Crônicas de Copacabana
Nara Franco
04/03/2019 às  11:44

Resistir como Alfredinho do boteco Bip-Bip

Dono de um dos botecos mais estimados do Rio pela boa música


Resistir está na moda - como se a gente não resistisse todos os dias às bizarrices desse país. Mas resistir Mesmo - com M maiúsculo - era talento do Alfredinho, dono e alma do Bip Bip, boteco tradicional de Copacabana e do Rio de Janeiro. Alfredo Jacinto Melo, 75 anos, assim como Vadinho, marido de Dona Flor, personagem mítico de Jorge Amado, morreu durante o carnaval, deixando muita gente boêmia do Rio triste. 

O Bip Bip é um boteco apertado em Copacabana, daqueles que se você passa assim muito rápido, nem vê que está ali. Não tem garçom e mal tem cardápio. Tudo é na base da confiança. Você pega a cerveja e paga. Se não pagar, ninguém vai saber. O importante no Bip Bip é não atrapalhar a música. O bar reúne a nata da música carioca, do samba ao chorinho. 

Alfredinho era o dono de bar mais mal humorado que existia. Não podia cantar alto por causa da vizinhança. Não podia bater palma. Conversar durante a música? Nun-ca. Alfredinho dava esporro mesmo, dava indireta, mandava sair. Era sistemático, baixinho emburrado. O bar era da música, não do cliente.

As músicas tinham que ser cantadas baixinho para que a voz do cantor ou cantora sobressaísse. No lugar as palmas, bastava estalar os dedos. A música era no gogó mesmo, sem caixa de som, sem microfone, nada. Era no estilo cru, natural, afinado, de categoria. 

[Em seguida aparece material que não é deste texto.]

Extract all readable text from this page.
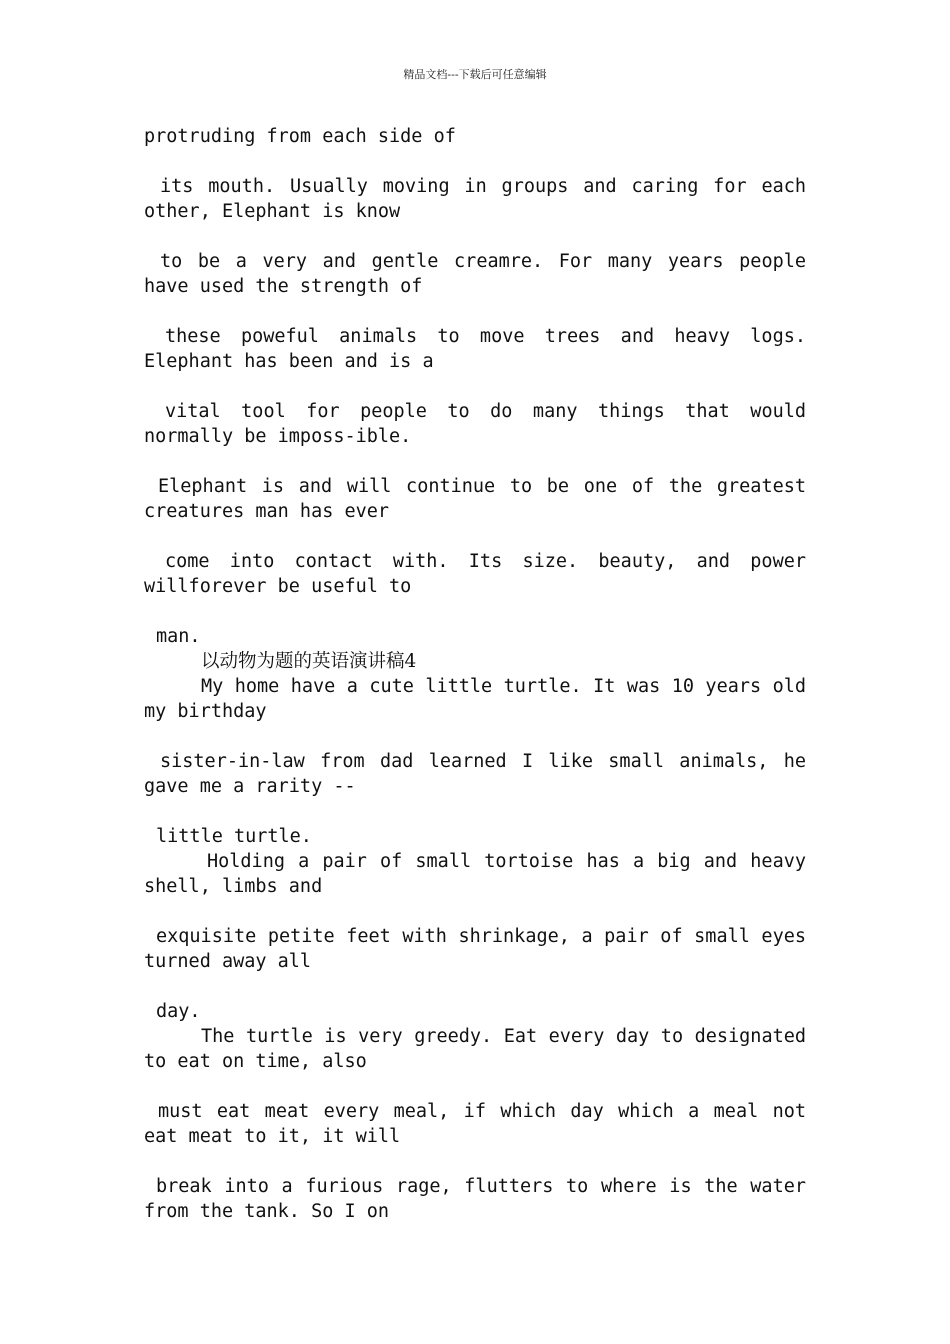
精品文档---下载后可任意编辑

protruding from each side of

its mouth. Usually moving in groups and caring for each other, Elephant is know

to be a very and gentle creamre. For many years people have used the strength of

these poweful animals to move trees and heavy logs. Elephant has been and is a

vital tool for people to do many things that would normally be imposs-ible.

Elephant is and will continue to be one of the greatest creatures man has ever

come into contact with. Its size. beauty, and power willforever be useful to

man.

以动物为题的英语演讲稿4

My home have a cute little turtle. It was 10 years old my birthday

sister-in-law from dad learned I like small animals, he gave me a rarity --

little turtle.

Holding a pair of small tortoise has a big and heavy shell, limbs and

exquisite petite feet with shrinkage, a pair of small eyes turned away all

day.

The turtle is very greedy. Eat every day to designated to eat on time, also

must eat meat every meal, if which day which a meal not eat meat to it, it will

break into a furious rage, flutters to where is the water from the tank. So I on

Alfredinho acompanhava tudo atento, anotava o consumo de cada cliente, discutia política e o Botafogo, seu time de coração. Mas sempre nos intervalos. O Bip Bip fica no meio de uma zona residencial e as regras rígidas deram ao bar longevidade. Foi aberto em plena ditadura como um espaço de resistência e sempre foi isso, um espaço de resistência da boa música, do samba, da cultura do Rio. 

É frequentado por jornalistas, músicos, poetas, compositores, políticos. Um reduto intelectual da burguesia carioca, como se costuma dizer por aqui. 

O bar é lotado de fotos de Alfredinho com fregueses célebres, crônicas de jornal, prêmios e, claro, fotos do Botafogo. Como um bar tão simples resistiu por tanto tempo no mesmo endereço e com a mesma dinâmica, são coisas que só o coração explica. 

O Bip Bip é aquele tipo de bar que resiste às modas porque sua essência não muda. Sempre foi um local diferente. Pelo tamanho, pela decoração, pelo fato de as únicas mesas do bar serem para os músicos e não para os clientes, pela música de primeira, pelos clientes assíduos, pelos não assíduos. 

Ano passado, já debilitado fisicamente, Alfredinho foi preso. No bar houve um ato em prol de Marielle Franco, um militar que estava vendo o show não gostou, houve confusão e Alfredinho acabou preso. Algo que o abateu demais, que já andava triste com o cenário político do Brasil. 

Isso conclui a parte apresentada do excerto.